# Very sad



## topnotchtree (Nov 8, 2003)

This was about 6 or 7 years ago. A guy that worked in my show-up was doing a side job. He had his 7 year old stepson with him who was sitting on the porch a safe distance from the work like he was told. While they were chipping brush a neighbor came over to ask for a quote. Excited about the prospects of another job they walked next door to take a look. The child must of thought his stepdad would be proud of him if he had the rest of the brush chipped when he got back. You can imagine the worst....It was a sad situation.


----------



## Davidsinatree (Nov 9, 2003)

*Educate your kids about danger*

This report hits home with me as I have a 7 year old son that I ador. It allways concerns me when I am mowing on the garden tractor that he could come out and end up behind me, as I may be backing up.
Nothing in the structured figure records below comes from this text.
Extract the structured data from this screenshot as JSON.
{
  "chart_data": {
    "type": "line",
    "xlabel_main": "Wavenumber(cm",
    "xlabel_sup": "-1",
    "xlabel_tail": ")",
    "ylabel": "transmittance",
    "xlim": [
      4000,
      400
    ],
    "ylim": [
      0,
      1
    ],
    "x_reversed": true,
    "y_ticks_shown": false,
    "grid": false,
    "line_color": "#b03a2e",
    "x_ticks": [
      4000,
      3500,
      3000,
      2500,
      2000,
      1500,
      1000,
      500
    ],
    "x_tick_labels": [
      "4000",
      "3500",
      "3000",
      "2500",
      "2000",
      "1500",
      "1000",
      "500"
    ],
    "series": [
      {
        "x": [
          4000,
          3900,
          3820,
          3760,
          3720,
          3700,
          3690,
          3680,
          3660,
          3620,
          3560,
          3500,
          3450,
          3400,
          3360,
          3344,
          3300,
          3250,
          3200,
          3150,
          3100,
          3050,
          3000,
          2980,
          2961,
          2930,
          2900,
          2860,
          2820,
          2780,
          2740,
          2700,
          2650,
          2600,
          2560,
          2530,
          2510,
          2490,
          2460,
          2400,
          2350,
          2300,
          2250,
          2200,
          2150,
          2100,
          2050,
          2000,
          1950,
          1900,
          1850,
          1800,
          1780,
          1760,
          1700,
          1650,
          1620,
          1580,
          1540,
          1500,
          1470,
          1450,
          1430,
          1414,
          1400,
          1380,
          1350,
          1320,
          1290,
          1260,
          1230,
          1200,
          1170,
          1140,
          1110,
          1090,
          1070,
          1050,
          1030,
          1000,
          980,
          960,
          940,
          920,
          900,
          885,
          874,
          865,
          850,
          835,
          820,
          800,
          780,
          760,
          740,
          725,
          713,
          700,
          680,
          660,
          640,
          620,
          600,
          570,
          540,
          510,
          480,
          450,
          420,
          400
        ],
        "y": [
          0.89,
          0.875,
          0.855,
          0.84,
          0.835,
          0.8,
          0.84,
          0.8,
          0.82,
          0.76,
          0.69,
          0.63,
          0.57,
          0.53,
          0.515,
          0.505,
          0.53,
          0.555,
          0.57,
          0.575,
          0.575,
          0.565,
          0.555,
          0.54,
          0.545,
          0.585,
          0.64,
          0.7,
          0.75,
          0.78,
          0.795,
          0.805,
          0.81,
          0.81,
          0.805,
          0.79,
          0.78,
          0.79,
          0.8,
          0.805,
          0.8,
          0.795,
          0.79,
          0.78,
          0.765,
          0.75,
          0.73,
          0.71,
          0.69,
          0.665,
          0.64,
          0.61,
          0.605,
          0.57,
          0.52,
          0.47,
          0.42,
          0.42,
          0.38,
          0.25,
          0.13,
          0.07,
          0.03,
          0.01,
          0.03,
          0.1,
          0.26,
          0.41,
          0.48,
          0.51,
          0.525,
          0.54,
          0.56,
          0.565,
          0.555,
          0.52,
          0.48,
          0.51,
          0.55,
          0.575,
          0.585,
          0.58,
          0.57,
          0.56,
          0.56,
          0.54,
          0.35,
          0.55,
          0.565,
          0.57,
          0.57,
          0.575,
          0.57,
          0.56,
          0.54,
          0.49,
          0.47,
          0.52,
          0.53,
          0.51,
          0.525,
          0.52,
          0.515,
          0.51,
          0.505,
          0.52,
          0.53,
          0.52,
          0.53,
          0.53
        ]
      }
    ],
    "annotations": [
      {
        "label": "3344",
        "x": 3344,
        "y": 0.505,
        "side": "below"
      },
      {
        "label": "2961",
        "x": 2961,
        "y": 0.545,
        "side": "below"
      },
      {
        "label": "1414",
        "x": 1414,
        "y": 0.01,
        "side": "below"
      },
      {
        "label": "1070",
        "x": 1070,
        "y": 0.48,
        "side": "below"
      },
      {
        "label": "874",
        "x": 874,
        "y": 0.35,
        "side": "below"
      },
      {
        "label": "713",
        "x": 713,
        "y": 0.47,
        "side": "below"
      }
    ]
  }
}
Kids do not realize yet or understand the distructive power of machines.
We heat with wood, when my son was old enough to walk I let him touch the fire place doors that were semi-hot so he would understand, ouch !!! that could hurt me. Let them SEE AND HEAR what a 12 ga shot gun does to a piece of ply wood at close range.Take time to EXPLANE danger to your kids, it could save a life. Very sad story.


----------



## UNBforester (Nov 9, 2003)

I heard about this accident 6 years ago when I was working in Detroit. Pretty horrible accident, the child was fed through a Bandit 250xp. I know this because some safety inspectors and lawyers looked at the same chipper in my company's yard to understand how this accident happened. Oddly enough, I also knew the doctor who had to show up on the accident scene(not sure why) and the city forester who was responsible for burning the load of chips left behind.
Accidents like these are more and more common every year. 

Dave


----------



## John Paul Sanborn (Nov 9, 2003)

When I ran a crew for a company, I was doing one of those small jobs, I would carry a stack of with me to round out a days end. I think it was removing some moderate foundation volenteers.

I turned around and the crew was letting the neighborhood kids help feed the chipper

    

One could say I flew off the handle at theat moment.


----------